The most comprehensive restoration guide on youtube...an 8 part series....a must for all restore wannabies

YouTube - Broadcast Yourself.


----------



## morefifemusicanyone (Aug 23, 2008)

DubintheDam said:


> The most comprehensive restoration guide on youtube...an 8 part series....a must for all restore wannabies
> 
> YouTube - Broadcast Yourself.


Nice Dub! Thanks for sharing. 

-Tyler


----------



## toyt (Mar 7, 2009)

DubintheDam said:


> The most comprehensive restoration guide on youtube...an 8 part series....a must for all restore wannabies
> 
> YouTube - Broadcast Yourself.


hi there,
i'm just watching your vids on how to clean a pipe 

as you can see in the pics i posted the pipes are in pretty good shape so i guess i mostly need to clean the bowl and moothpeice...
i would like your opinion on the condition of these pipes - waht do you think?

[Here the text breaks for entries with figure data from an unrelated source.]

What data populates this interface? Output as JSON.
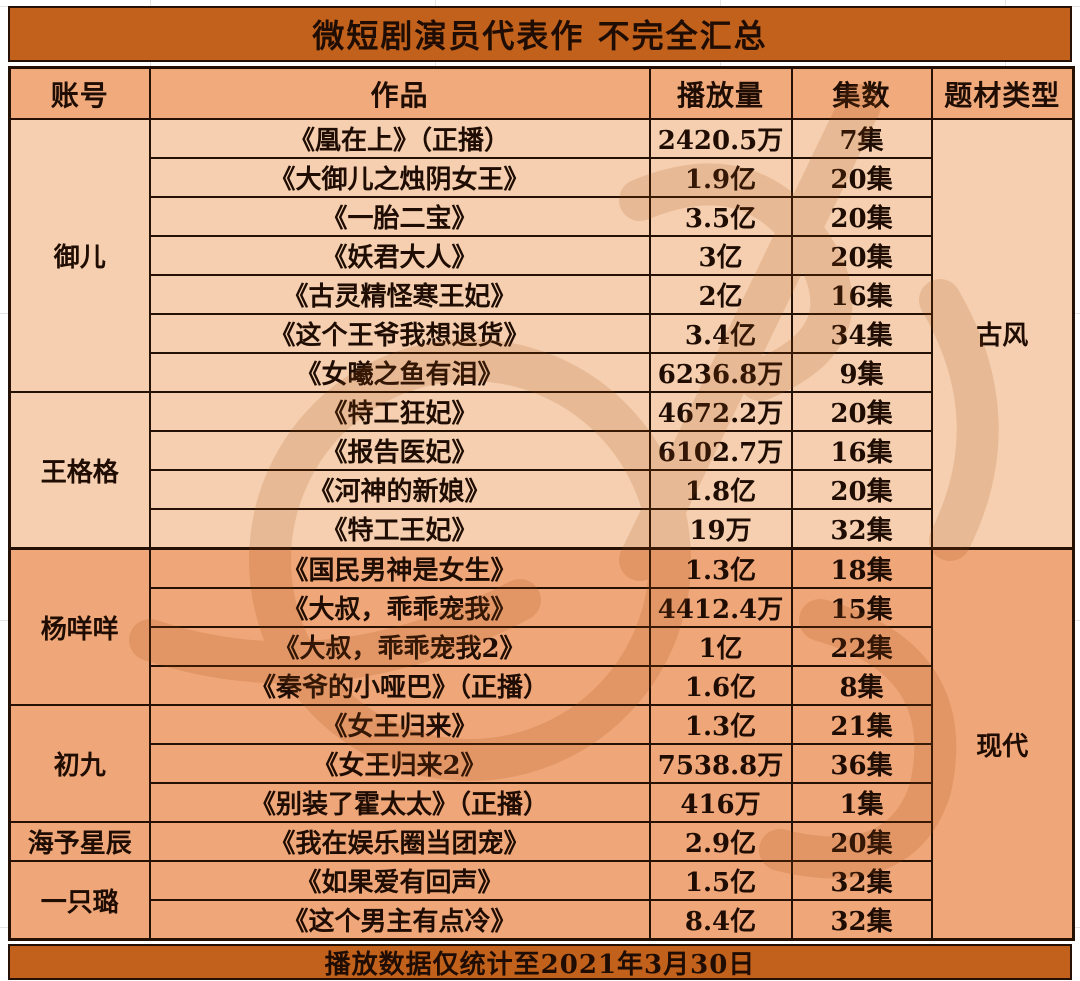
{
  "title": "微短剧演员代表作 不完全汇总",
  "footer": "播放数据仅统计至2021年3月30日",
  "columns": [
    "账号",
    "作品",
    "播放量",
    "集数",
    "题材类型"
  ],
  "genres": [
    {
      "label": "古风",
      "row_span": 11
    },
    {
      "label": "现代",
      "row_span": 10
    }
  ],
  "groups": [
    {
      "account": "御儿",
      "works": [
        {
          "title": "《凰在上》（正播）",
          "plays": "2420.5万",
          "episodes": "7集"
        },
        {
          "title": "《大御儿之烛阴女王》",
          "plays": "1.9亿",
          "episodes": "20集"
        },
        {
          "title": "《一胎二宝》",
          "plays": "3.5亿",
          "episodes": "20集"
        },
        {
          "title": "《妖君大人》",
          "plays": "3亿",
          "episodes": "20集"
        },
        {
          "title": "《古灵精怪寒王妃》",
          "plays": "2亿",
          "episodes": "16集"
        },
        {
          "title": "《这个王爷我想退货》",
          "plays": "3.4亿",
          "episodes": "34集"
        },
        {
          "title": "《女曦之鱼有泪》",
          "plays": "6236.8万",
          "episodes": "9集"
        }
      ]
    },
    {
      "account": "王格格",
      "works": [
        {
          "title": "《特工狂妃》",
          "plays": "4672.2万",
          "episodes": "20集"
        },
        {
          "title": "《报告医妃》",
          "plays": "6102.7万",
          "episodes": "16集"
        },
        {
          "title": "《河神的新娘》",
          "plays": "1.8亿",
          "episodes": "20集"
        },
        {
          "title": "《特工王妃》",
          "plays": "19万",
          "episodes": "32集"
        }
      ]
    },
    {
      "account": "杨咩咩",
      "works": [
        {
          "title": "《国民男神是女生》",
          "plays": "1.3亿",
          "episodes": "18集"
        },
        {
          "title": "《大叔，乖乖宠我》",
          "plays": "4412.4万",
          "episodes": "15集"
        },
        {
          "title": "《大叔，乖乖宠我2》",
          "plays": "1亿",
          "episodes": "22集"
        },
        {
          "title": "《秦爷的小哑巴》（正播）",
          "plays": "1.6亿",
          "episodes": "8集"
        }
      ]
    },
    {
      "account": "初九",
      "works": [
        {
          "title": "《女王归来》",
          "plays": "1.3亿",
          "episodes": "21集"
        },
        {
          "title": "《女王归来2》",
          "plays": "7538.8万",
          "episodes": "36集"
        },
        {
          "title": "《别装了霍太太》（正播）",
          "plays": "416万",
          "episodes": "1集"
        }
      ]
    },
    {
      "account": "海予星辰",
      "works": [
        {
          "title": "《我在娱乐圈当团宠》",
          "plays": "2.9亿",
          "episodes": "20集"
        }
      ]
    },
    {
      "account": "一只璐",
      "works": [
        {
          "title": "《如果爱有回声》",
          "plays": "1.5亿",
          "episodes": "32集"
        },
        {
          "title": "《这个男主有点冷》",
          "plays": "8.4亿",
          "episodes": "32集"
        }
      ]
    }
  ],
  "colors": {
    "title_bar": "#c2611b",
    "footer_bar": "#c2611b",
    "header_row": "#f0aa7c",
    "ancient_rows": "#f5cfaf",
    "modern_rows": "#efa678",
    "border": "#241103",
    "text": "#1f0d03"
  }
}
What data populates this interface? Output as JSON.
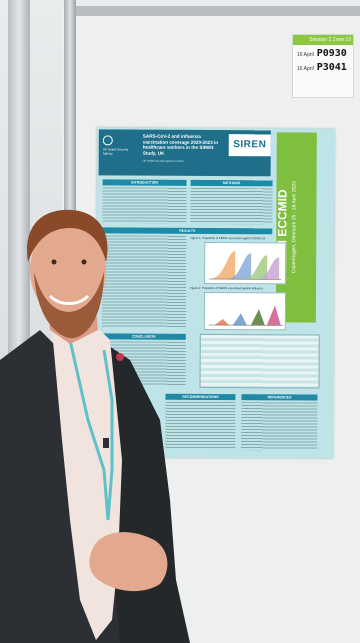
{
  "sign": {
    "header": "Session 2 Zone 13",
    "row1_date": "16 April",
    "row1_code": "P0930",
    "row2_date": "16 April",
    "row2_code": "P3041"
  },
  "poster": {
    "logo_text": "UK Health Security Agency",
    "title": "SARS-CoV-2 and influenza vaccination coverage 2020-2023 in healthcare workers in the SIREN Study, UK",
    "authors": "UK Health Security Agency, London",
    "siren": "SIREN",
    "banner_main": "33rd ECCMID",
    "banner_sub": "Copenhagen, Denmark 15 - 18 April 2023",
    "sections": {
      "introduction": "INTRODUCTION",
      "methods": "METHODS",
      "results": "RESULTS",
      "conclusion": "CONCLUSION",
      "recommendations": "RECOMMENDATIONS",
      "references": "REFERENCES"
    },
    "figure1_caption": "Figure 1: Proportion of SIREN vaccinated against COVID-19",
    "figure2_caption": "Figure 2: Proportion of SIREN vaccinated against influenza"
  }
}
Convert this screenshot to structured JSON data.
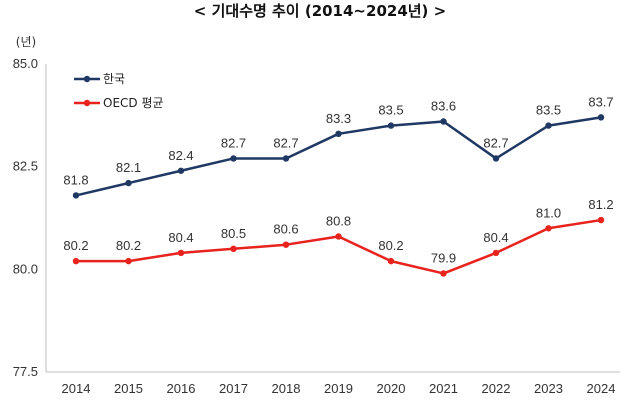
{
  "chart_data": {
    "type": "line",
    "title": "< 기대수명  추이 (2014~2024년) >",
    "ylabel": "(년)",
    "xlabel": "",
    "categories": [
      "2014",
      "2015",
      "2016",
      "2017",
      "2018",
      "2019",
      "2020",
      "2021",
      "2022",
      "2023",
      "2024"
    ],
    "ylim": [
      77.5,
      85.0
    ],
    "yticks": [
      "77.5",
      "80.0",
      "82.5",
      "85.0"
    ],
    "grid": false,
    "legend_position": "top-left",
    "series": [
      {
        "name": "한국",
        "color": "#1f3864",
        "values": [
          81.8,
          82.1,
          82.4,
          82.7,
          82.7,
          83.3,
          83.5,
          83.6,
          82.7,
          83.5,
          83.7
        ],
        "labels": [
          "81.8",
          "82.1",
          "82.4",
          "82.7",
          "82.7",
          "83.3",
          "83.5",
          "83.6",
          "82.7",
          "83.5",
          "83.7"
        ]
      },
      {
        "name": "OECD 평균",
        "color": "#e8221c",
        "values": [
          80.2,
          80.2,
          80.4,
          80.5,
          80.6,
          80.8,
          80.2,
          79.9,
          80.4,
          81.0,
          81.2
        ],
        "labels": [
          "80.2",
          "80.2",
          "80.4",
          "80.5",
          "80.6",
          "80.8",
          "80.2",
          "79.9",
          "80.4",
          "81.0",
          "81.2"
        ]
      }
    ]
  }
}
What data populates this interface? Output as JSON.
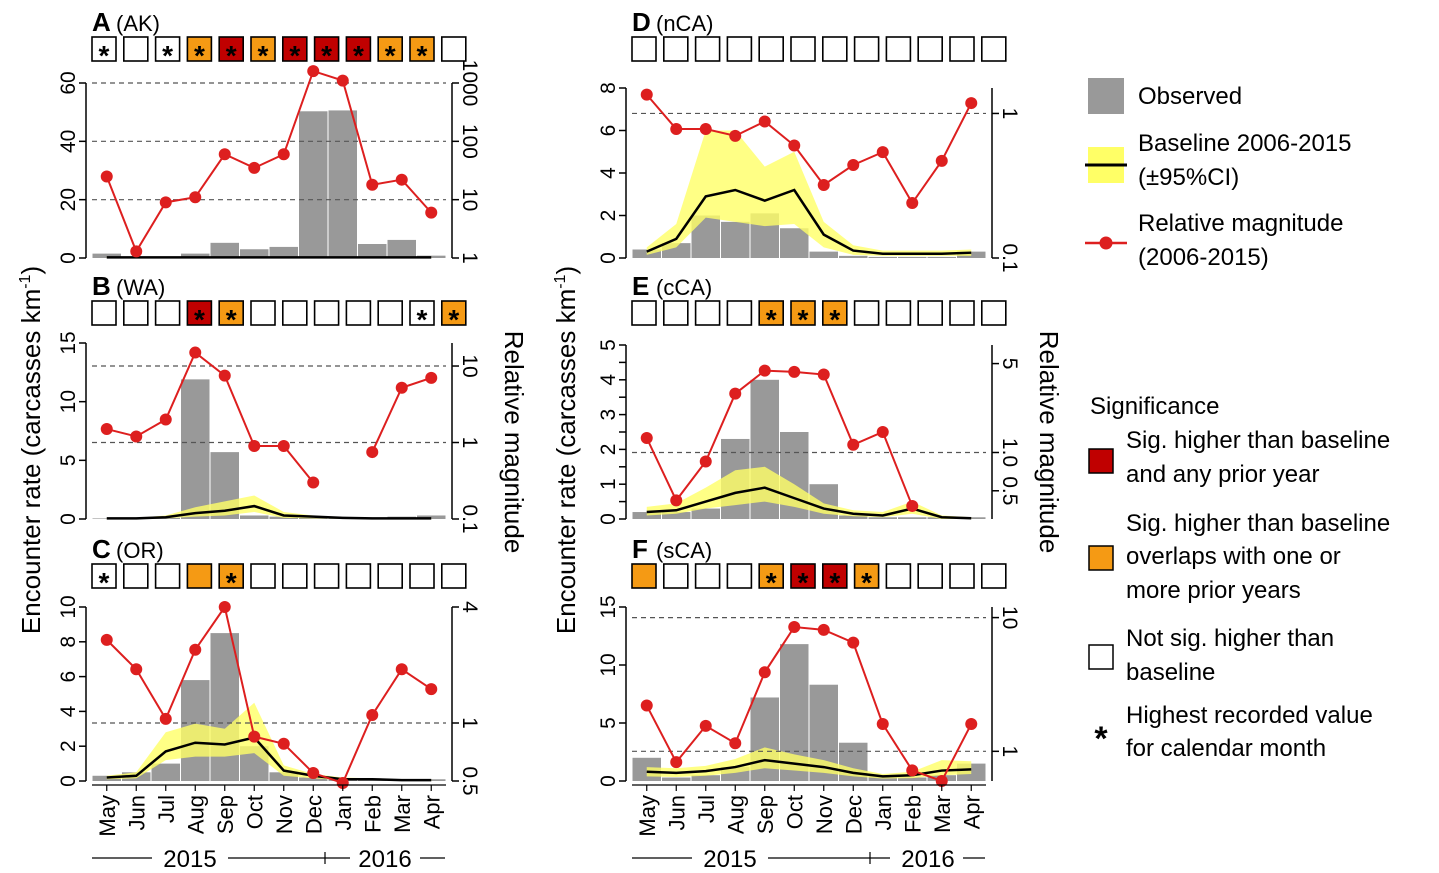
{
  "figure": {
    "y_label_left": "Encounter rate (carcasses km",
    "y_label_left_sup": "-1",
    "y_label_left_end": ")",
    "y_label_right": "Relative magnitude",
    "month_labels": [
      "May",
      "Jun",
      "Jul",
      "Aug",
      "Sep",
      "Oct",
      "Nov",
      "Dec",
      "Jan",
      "Feb",
      "Mar",
      "Apr"
    ],
    "year_labels": [
      "2015",
      "2016"
    ]
  },
  "legend": {
    "observed": "Observed",
    "baseline_line1": "Baseline 2006-2015",
    "baseline_line2": "(±95%CI)",
    "relmag_line1": "Relative magnitude",
    "relmag_line2": "(2006-2015)",
    "significance_title": "Significance",
    "sig_red_line1": "Sig. higher than baseline",
    "sig_red_line2": "and any prior year",
    "sig_orange_line1": "Sig. higher than baseline",
    "sig_orange_line2": "overlaps with one or",
    "sig_orange_line3": "more prior years",
    "sig_none_line1": "Not sig. higher than",
    "sig_none_line2": "baseline",
    "star_line1": "Highest recorded value",
    "star_line2": "for calendar month",
    "star_symbol": "*"
  },
  "colors": {
    "observed": "#999999",
    "ci": "#FFFF66",
    "baseline": "#000000",
    "relmag": "#DD1F1F",
    "sig_red": "#C00000",
    "sig_orange": "#F59A14",
    "sig_none": "#FFFFFF"
  },
  "chart_data": [
    {
      "type": "bar",
      "panel": "A",
      "region": "(AK)",
      "categories": [
        "May",
        "Jun",
        "Jul",
        "Aug",
        "Sep",
        "Oct",
        "Nov",
        "Dec",
        "Jan",
        "Feb",
        "Mar",
        "Apr"
      ],
      "ylim": [
        0,
        60
      ],
      "y_ticks": [
        0,
        20,
        40,
        60
      ],
      "y2_log": true,
      "y2lim": [
        1,
        1000
      ],
      "y2_ticks": [
        1,
        10,
        100,
        1000
      ],
      "y2_tick_labels": [
        "1",
        "10",
        "100",
        "1000"
      ],
      "ref_lines": [
        10,
        100,
        1000
      ],
      "series": [
        {
          "name": "Observed",
          "values": [
            1.5,
            0.3,
            0.5,
            1.5,
            5.2,
            3.0,
            3.8,
            50.3,
            50.6,
            4.8,
            6.2,
            0.8
          ]
        },
        {
          "name": "Baseline 2006-2015",
          "values": [
            0.2,
            0.2,
            0.2,
            0.2,
            0.2,
            0.2,
            0.2,
            0.2,
            0.2,
            0.2,
            0.2,
            0.2
          ],
          "ci_low": [
            0,
            0,
            0,
            0,
            0,
            0,
            0,
            0,
            0,
            0,
            0,
            0
          ],
          "ci_high": [
            0.4,
            0.4,
            0.4,
            0.4,
            0.4,
            0.4,
            0.4,
            0.4,
            0.4,
            0.4,
            0.4,
            0.4
          ]
        },
        {
          "name": "Relative magnitude",
          "values": [
            25,
            1.3,
            9,
            11,
            60,
            35,
            60,
            1600,
            1100,
            18,
            22,
            6
          ]
        }
      ],
      "significance": [
        "none",
        "none",
        "none",
        "orange",
        "red",
        "orange",
        "red",
        "red",
        "red",
        "orange",
        "orange",
        "none"
      ],
      "stars": [
        true,
        false,
        true,
        true,
        true,
        true,
        true,
        true,
        true,
        true,
        true,
        false
      ]
    },
    {
      "type": "bar",
      "panel": "B",
      "region": "(WA)",
      "categories": [
        "May",
        "Jun",
        "Jul",
        "Aug",
        "Sep",
        "Oct",
        "Nov",
        "Dec",
        "Jan",
        "Feb",
        "Mar",
        "Apr"
      ],
      "ylim": [
        0,
        15
      ],
      "y_ticks": [
        0,
        5,
        10,
        15
      ],
      "y2_log": true,
      "y2lim": [
        0.1,
        20
      ],
      "y2_ticks": [
        0.1,
        1,
        10
      ],
      "y2_tick_labels": [
        "0.1",
        "1",
        "10"
      ],
      "ref_lines": [
        1,
        10
      ],
      "series": [
        {
          "name": "Observed",
          "values": [
            0.05,
            0.05,
            0.1,
            11.9,
            5.7,
            0.3,
            0.2,
            0.1,
            0.05,
            0.05,
            0.2,
            0.3
          ]
        },
        {
          "name": "Baseline 2006-2015",
          "values": [
            0.05,
            0.05,
            0.15,
            0.5,
            0.7,
            1.1,
            0.3,
            0.2,
            0.1,
            0.05,
            0.05,
            0.05
          ],
          "ci_low": [
            0,
            0,
            0.05,
            0.2,
            0.3,
            0.6,
            0.1,
            0.05,
            0.02,
            0,
            0,
            0
          ],
          "ci_high": [
            0.1,
            0.1,
            0.3,
            1.0,
            1.5,
            2.0,
            0.6,
            0.3,
            0.15,
            0.1,
            0.1,
            0.1
          ]
        },
        {
          "name": "Relative magnitude",
          "values": [
            1.5,
            1.2,
            2.0,
            15,
            7.5,
            0.9,
            0.9,
            0.3,
            null,
            0.75,
            5.2,
            7.0
          ]
        }
      ],
      "significance": [
        "none",
        "none",
        "none",
        "red",
        "orange",
        "none",
        "none",
        "none",
        "none",
        "none",
        "none",
        "orange"
      ],
      "stars": [
        false,
        false,
        false,
        true,
        true,
        false,
        false,
        false,
        false,
        false,
        true,
        true
      ]
    },
    {
      "type": "bar",
      "panel": "C",
      "region": "(OR)",
      "categories": [
        "May",
        "Jun",
        "Jul",
        "Aug",
        "Sep",
        "Oct",
        "Nov",
        "Dec",
        "Jan",
        "Feb",
        "Mar",
        "Apr"
      ],
      "ylim": [
        0,
        10
      ],
      "y_ticks": [
        0,
        2,
        4,
        6,
        8,
        10
      ],
      "y2_log": true,
      "y2lim": [
        0.5,
        4
      ],
      "y2_ticks": [
        0.5,
        1,
        4
      ],
      "y2_tick_labels": [
        "0.5",
        "1",
        "4"
      ],
      "ref_lines": [
        1
      ],
      "series": [
        {
          "name": "Observed",
          "values": [
            0.3,
            0.5,
            1.0,
            5.8,
            8.5,
            2.0,
            0.5,
            0.2,
            0.1,
            0.1,
            0.1,
            0.1
          ]
        },
        {
          "name": "Baseline 2006-2015",
          "values": [
            0.2,
            0.3,
            1.7,
            2.2,
            2.1,
            2.5,
            0.6,
            0.3,
            0.1,
            0.1,
            0.05,
            0.05
          ],
          "ci_low": [
            0.1,
            0.15,
            1.2,
            1.4,
            1.4,
            1.6,
            0.3,
            0.15,
            0.05,
            0.05,
            0,
            0
          ],
          "ci_high": [
            0.3,
            0.5,
            2.8,
            3.3,
            3.0,
            4.5,
            0.9,
            0.4,
            0.2,
            0.15,
            0.1,
            0.1
          ]
        },
        {
          "name": "Relative magnitude",
          "values": [
            2.7,
            1.9,
            1.05,
            2.4,
            4.0,
            0.85,
            0.78,
            0.55,
            0.48,
            1.1,
            1.9,
            1.5
          ]
        }
      ],
      "significance": [
        "none",
        "none",
        "none",
        "orange",
        "orange",
        "none",
        "none",
        "none",
        "none",
        "none",
        "none",
        "none"
      ],
      "stars": [
        true,
        false,
        false,
        false,
        true,
        false,
        false,
        false,
        false,
        false,
        false,
        false
      ]
    },
    {
      "type": "bar",
      "panel": "D",
      "region": "(nCA)",
      "categories": [
        "May",
        "Jun",
        "Jul",
        "Aug",
        "Sep",
        "Oct",
        "Nov",
        "Dec",
        "Jan",
        "Feb",
        "Mar",
        "Apr"
      ],
      "ylim": [
        0,
        8
      ],
      "y_ticks": [
        0,
        2,
        4,
        6,
        8
      ],
      "y2_log": true,
      "y2lim": [
        0.1,
        1.5
      ],
      "y2_ticks": [
        0.1,
        1
      ],
      "y2_tick_labels": [
        "0.1",
        "1"
      ],
      "ref_lines": [
        1
      ],
      "series": [
        {
          "name": "Observed",
          "values": [
            0.4,
            0.7,
            2.0,
            1.7,
            2.1,
            1.4,
            0.3,
            0.1,
            0.05,
            0.05,
            0.05,
            0.3
          ]
        },
        {
          "name": "Baseline 2006-2015",
          "values": [
            0.3,
            0.9,
            2.9,
            3.2,
            2.7,
            3.2,
            1.1,
            0.35,
            0.2,
            0.2,
            0.2,
            0.25
          ],
          "ci_low": [
            0.15,
            0.5,
            1.9,
            1.7,
            1.5,
            1.6,
            0.5,
            0.15,
            0.1,
            0.1,
            0.1,
            0.1
          ],
          "ci_high": [
            0.5,
            1.6,
            6.0,
            6.0,
            4.3,
            5.0,
            1.7,
            0.6,
            0.35,
            0.35,
            0.35,
            0.4
          ]
        },
        {
          "name": "Relative magnitude",
          "values": [
            1.35,
            0.78,
            0.78,
            0.7,
            0.88,
            0.6,
            0.32,
            0.44,
            0.54,
            0.24,
            0.47,
            1.18
          ]
        }
      ],
      "significance": [
        "none",
        "none",
        "none",
        "none",
        "none",
        "none",
        "none",
        "none",
        "none",
        "none",
        "none",
        "none"
      ],
      "stars": [
        false,
        false,
        false,
        false,
        false,
        false,
        false,
        false,
        false,
        false,
        false,
        false
      ]
    },
    {
      "type": "bar",
      "panel": "E",
      "region": "(cCA)",
      "categories": [
        "May",
        "Jun",
        "Jul",
        "Aug",
        "Sep",
        "Oct",
        "Nov",
        "Dec",
        "Jan",
        "Feb",
        "Mar",
        "Apr"
      ],
      "ylim": [
        0,
        5
      ],
      "y_ticks": [
        0,
        0.5,
        1,
        1.5,
        2,
        2.5,
        3,
        3.5,
        4,
        4.5,
        5
      ],
      "y_tick_labels": [
        "0",
        "",
        "1",
        "",
        "2",
        "",
        "3",
        "",
        "4",
        "",
        "5"
      ],
      "y2_log": true,
      "y2lim": [
        0.3,
        7
      ],
      "y2_ticks": [
        0.5,
        1,
        5
      ],
      "y2_tick_labels": [
        "0.5",
        "1.0",
        "5"
      ],
      "ref_lines": [
        1
      ],
      "series": [
        {
          "name": "Observed",
          "values": [
            0.2,
            0.2,
            0.3,
            2.3,
            4.0,
            2.5,
            1.0,
            0.1,
            0.05,
            0.05,
            0.05,
            0.05
          ]
        },
        {
          "name": "Baseline 2006-2015",
          "values": [
            0.2,
            0.25,
            0.5,
            0.75,
            0.9,
            0.6,
            0.3,
            0.15,
            0.1,
            0.3,
            0.05,
            0.02
          ],
          "ci_low": [
            0.1,
            0.15,
            0.3,
            0.4,
            0.5,
            0.35,
            0.15,
            0.08,
            0.05,
            0.15,
            0,
            0
          ],
          "ci_high": [
            0.35,
            0.45,
            0.9,
            1.4,
            1.5,
            1.0,
            0.45,
            0.25,
            0.2,
            0.5,
            0.1,
            0.05
          ]
        },
        {
          "name": "Relative magnitude",
          "values": [
            1.3,
            0.42,
            0.85,
            2.9,
            4.4,
            4.3,
            4.1,
            1.15,
            1.45,
            0.38,
            null,
            null
          ]
        }
      ],
      "significance": [
        "none",
        "none",
        "none",
        "none",
        "orange",
        "orange",
        "orange",
        "none",
        "none",
        "none",
        "none",
        "none"
      ],
      "stars": [
        false,
        false,
        false,
        false,
        true,
        true,
        true,
        false,
        false,
        false,
        false,
        false
      ]
    },
    {
      "type": "bar",
      "panel": "F",
      "region": "(sCA)",
      "categories": [
        "May",
        "Jun",
        "Jul",
        "Aug",
        "Sep",
        "Oct",
        "Nov",
        "Dec",
        "Jan",
        "Feb",
        "Mar",
        "Apr"
      ],
      "ylim": [
        0,
        15
      ],
      "y_ticks": [
        0,
        5,
        10,
        15
      ],
      "y2_log": true,
      "y2lim": [
        0.6,
        12
      ],
      "y2_ticks": [
        1,
        10
      ],
      "y2_tick_labels": [
        "1",
        "10"
      ],
      "ref_lines": [
        1,
        10
      ],
      "series": [
        {
          "name": "Observed",
          "values": [
            2.0,
            0.3,
            0.5,
            1.2,
            7.2,
            11.8,
            8.3,
            3.3,
            0.5,
            0.3,
            0.5,
            1.5
          ]
        },
        {
          "name": "Baseline 2006-2015",
          "values": [
            0.8,
            0.7,
            0.85,
            1.2,
            1.8,
            1.5,
            1.2,
            0.7,
            0.4,
            0.5,
            0.9,
            1.0
          ],
          "ci_low": [
            0.4,
            0.35,
            0.45,
            0.7,
            1.1,
            0.9,
            0.7,
            0.4,
            0.2,
            0.25,
            0.5,
            0.6
          ],
          "ci_high": [
            1.2,
            1.1,
            1.3,
            1.9,
            2.9,
            2.3,
            1.8,
            1.1,
            0.6,
            0.8,
            1.8,
            1.7
          ]
        },
        {
          "name": "Relative magnitude",
          "values": [
            2.2,
            0.83,
            1.55,
            1.15,
            3.9,
            8.5,
            8.1,
            6.5,
            1.6,
            0.72,
            0.6,
            1.6
          ]
        }
      ],
      "significance": [
        "orange",
        "none",
        "none",
        "none",
        "orange",
        "red",
        "red",
        "orange",
        "none",
        "none",
        "none",
        "none"
      ],
      "stars": [
        false,
        false,
        false,
        false,
        true,
        true,
        true,
        true,
        false,
        false,
        false,
        false
      ]
    }
  ]
}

also i found the inside the shank i have a metal piece which is actually the airway of the pipe - how do you clean that???

getting a recommendationg from you guys on how best to do that would be great...

thanks again!


----------



## DubintheDam (Jun 5, 2007)

I think the pipes are in great condition, the easy way to clean the metal filters! Just twist them out gently with a pliers and throw them in the bin...seriously...it'll smoke much better without them. Other than that, loads of pipe cleaners and q-tips (20-30 of each)....and some rum or whiskey.


----------



## toyt (Mar 7, 2009)

is their only purpose to be filters? if so - how? (they're not replacable and have no absorbent parts...)

I'm gonna try the salt and alcohol method on one of the pipes to give it a slightly better clean... what do you think?

also - what is the best way to clean the plastic shank? i saw in the vids u recommended he used bleach - is that safe??

Thanks again ,
Toyt


----------



## drastic_quench (Sep 12, 2008)

The metal bit is commonly referred to as a stinger. From what I've heard, they were supposed to cool smoke, cut down on tongue bite, and keep moisture from being drawn into one's mouth. Most people think they don't accomplish any of the above. 
Try cleaning the stems with Mr. Clean Magic Erasers. They are very slightly abrasive, so they work well to scrub the oxidation off of vulcanite stems while polishing them right up. After that, you can use a dab of olive oil and a soft cloth to keep it shiny and help prevent future oxidation.


----------